Problems controlling antibiotic resistance in medical settings are complicated by the frequent movement of patients throughout the health care continuum, from community hospitals to tertiary care centers to day care and nursing homes. Use of broad-spectrum antibiotics creates selective pressure in hospitals, where very ill patients may be more prone to colonization and infection. Sites of infection such as the respiratory tract and wounds lend themselves to bacterial growth and poor penetration for antibiotics a setup for antibiotic resistance to occur, Edmond said.
"When we see patients who are clinically infected with these antibiotic-resistant organisms, we are only looking at the tip of the iceberg," he told SHEA attendees. "For every patient we know is clinically infected, there are probably several more who are colonized that we haven’t picked up on yet. So the problem can be deceptive."
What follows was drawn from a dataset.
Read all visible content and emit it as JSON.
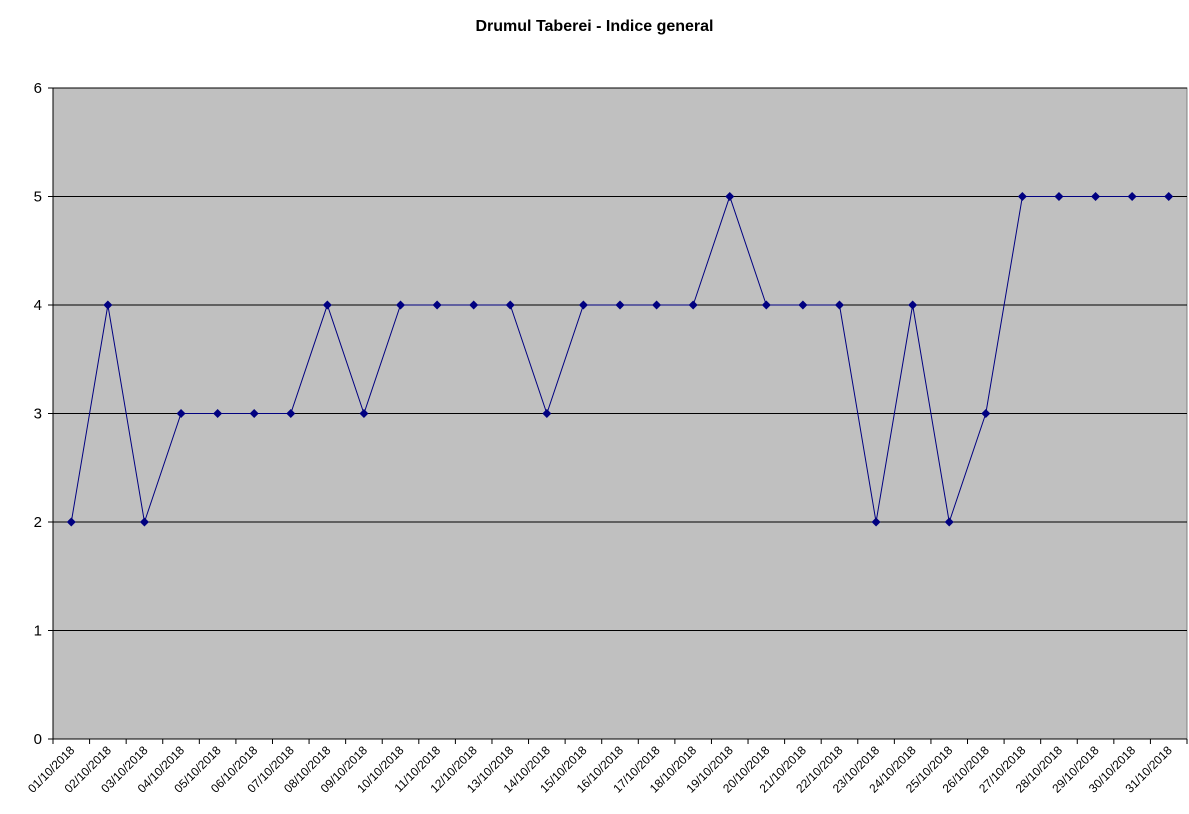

With the frequent presence of indwelling devices in critical care settings and the ongoing problem of ensuring compliance with hand washing and other infection control measures resistant pathogens move to other clinical areas via transient colonization on the hands of health care workers, he said. The result is a downward spiral of increased morbidity and mortality in patients, increased and prolonged hospitalizations, and more pressure to use the few remaining effective antibiotics as more resistance appears. Among the immediate strategies needed are ongoing surveillance for resistant pathogens, careful use of antibiotics, maximizing the use of vaccines to prevent the need for antibiotic therapy, practicing good infection control, eliminating prophylactic use of antibiotics in agriculture, and reviewing prophylactic use in humans as well, Edmond told SHEA attendees.
"It really is going to require a worldwide approach because this is a global problem," he says. "Once introduced into a hospital, many of these organisms will become endemic and they are rarely eradicated."
Such measures may prove effective in controlling the spread of drug resistance, but outright eradication of resistant pathogens is likely out of the question, Rice noted.
"Let’s face it: The bugs are here," Rice told SHEA attendees. "We’re not going to get rid of them, but hopefully we can control them at a low level."